After the first eight slides, there was an interesting discussion among the participants in the session, which included several biometric experts. One issue that was discussed is why revocable biometrics are not better known and are not deployed in the real world, even though there is a large body of academic literature on the subject. One possible reason is technology transfer failure. A second reason may be the fact that revocable biometrics can be used for authentication but not for identification. A third reason could be that good results are perhaps only achievable in a laboratory setting: Hao, Anderson and Daugman reported using infrared light for their experiments, and it was reported during the discussion that Daugman hired an ophthalmologist to photograph the iris images.
Another issue that was discussed is that revocable biometrics do not address the problem of biometric spoofing. The fingerprint sensors available on smart phones are easily spoofed.

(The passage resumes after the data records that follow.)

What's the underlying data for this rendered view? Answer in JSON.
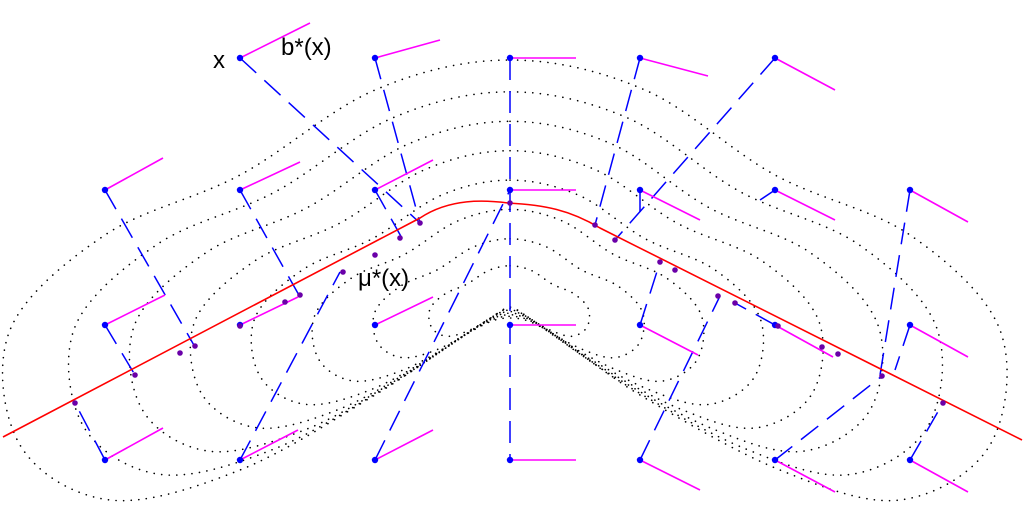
{
  "labels": {
    "point": "x",
    "direction": "b*(x)",
    "projection": "μ*(x)"
  },
  "colors": {
    "curve": "#ff0000",
    "segment": "#ff00ff",
    "dash": "#0000ff",
    "dot": "#0000ff",
    "contour": "#000000"
  }
}
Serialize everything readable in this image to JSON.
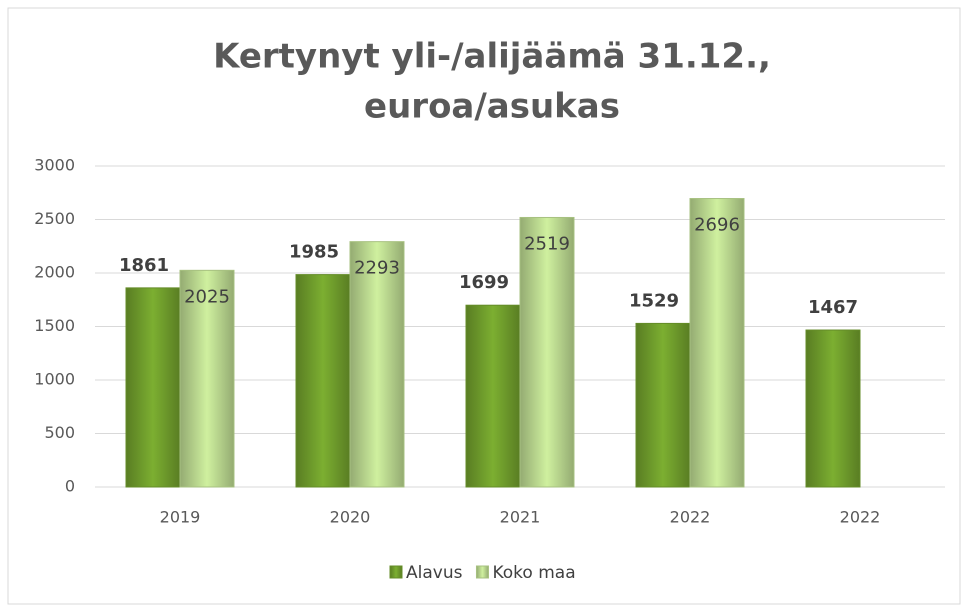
{
  "chart_data": {
    "type": "bar",
    "title": [
      "Kertynyt yli-/alijäämä 31.12.,",
      "euroa/asukas"
    ],
    "categories": [
      "2019",
      "2020",
      "2021",
      "2022",
      "2022"
    ],
    "series": [
      {
        "name": "Alavus",
        "color": "#6f9c2c",
        "values": [
          1861,
          1985,
          1699,
          1529,
          1467
        ]
      },
      {
        "name": "Koko maa",
        "color": "#b9d68e",
        "values": [
          2025,
          2293,
          2519,
          2696,
          null
        ]
      }
    ],
    "ylim": [
      0,
      3000
    ],
    "yticks": [
      0,
      500,
      1000,
      1500,
      2000,
      2500,
      3000
    ],
    "grid": true,
    "legend": "bottom"
  }
}
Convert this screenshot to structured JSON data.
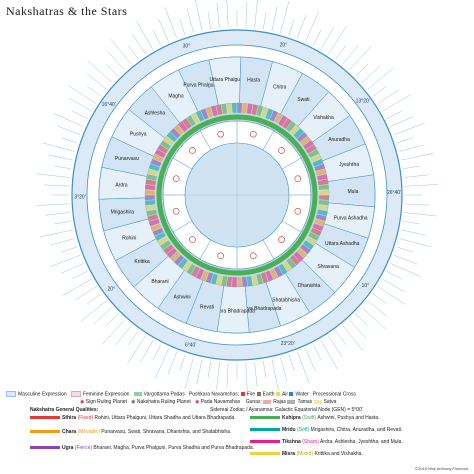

This is related to the issue of liveness: a biometric authentication factor is the “something you are” element of the triple (“something you know”, “something you have ”, “something you are”), only if it can be verified that the biometric sample comes from the body of the individual who is trying to authenticate; and verifying liveness is difficult.
A third issue that was discussed is how to cope with the low entropy of biometric keys, and of biometric authentication factors in general. One solution that was mentioned is to combine biometrics with other factors. I then moved on to slides 10-11, which are related to multifactor authentication. Slide 10 proposes three-factor authentication using a biometric key, a password, and an uncertified key pair. Slide 11 points out that the password used in such three-factor authentication deserves protection against a security breach of a back-end database used by the verifier, even though it cannot by itself be used to authenticate to the verifier. Users often reuse passwords, and therefore a password has intrinsic value for the user, which should be protected.
Two methods of protecting the password are sketched out. One method is to store in the database a joint hash of the password, the biometric key, and the public key component of the uncertified key pair, instead of hashing the password with a salt stored in the database, as is usually done. The public key, which has high entropy, is treated as a shared secret between the verifier and the user’s computing device. If it is not stored in the verifier’s database, an adversary who breaches the security of the database and captures the joint hash is not able to use it to mount a dictionary attack against the password.
Another method is to use the password and the biometric key to regenerate the uncertified key pair from a protocredential, instead of sending them to the verifier as bearer tokens.
We have a patent granted on the protocredential method (US patent 9,185,111) and a patent pending on the joint hash method.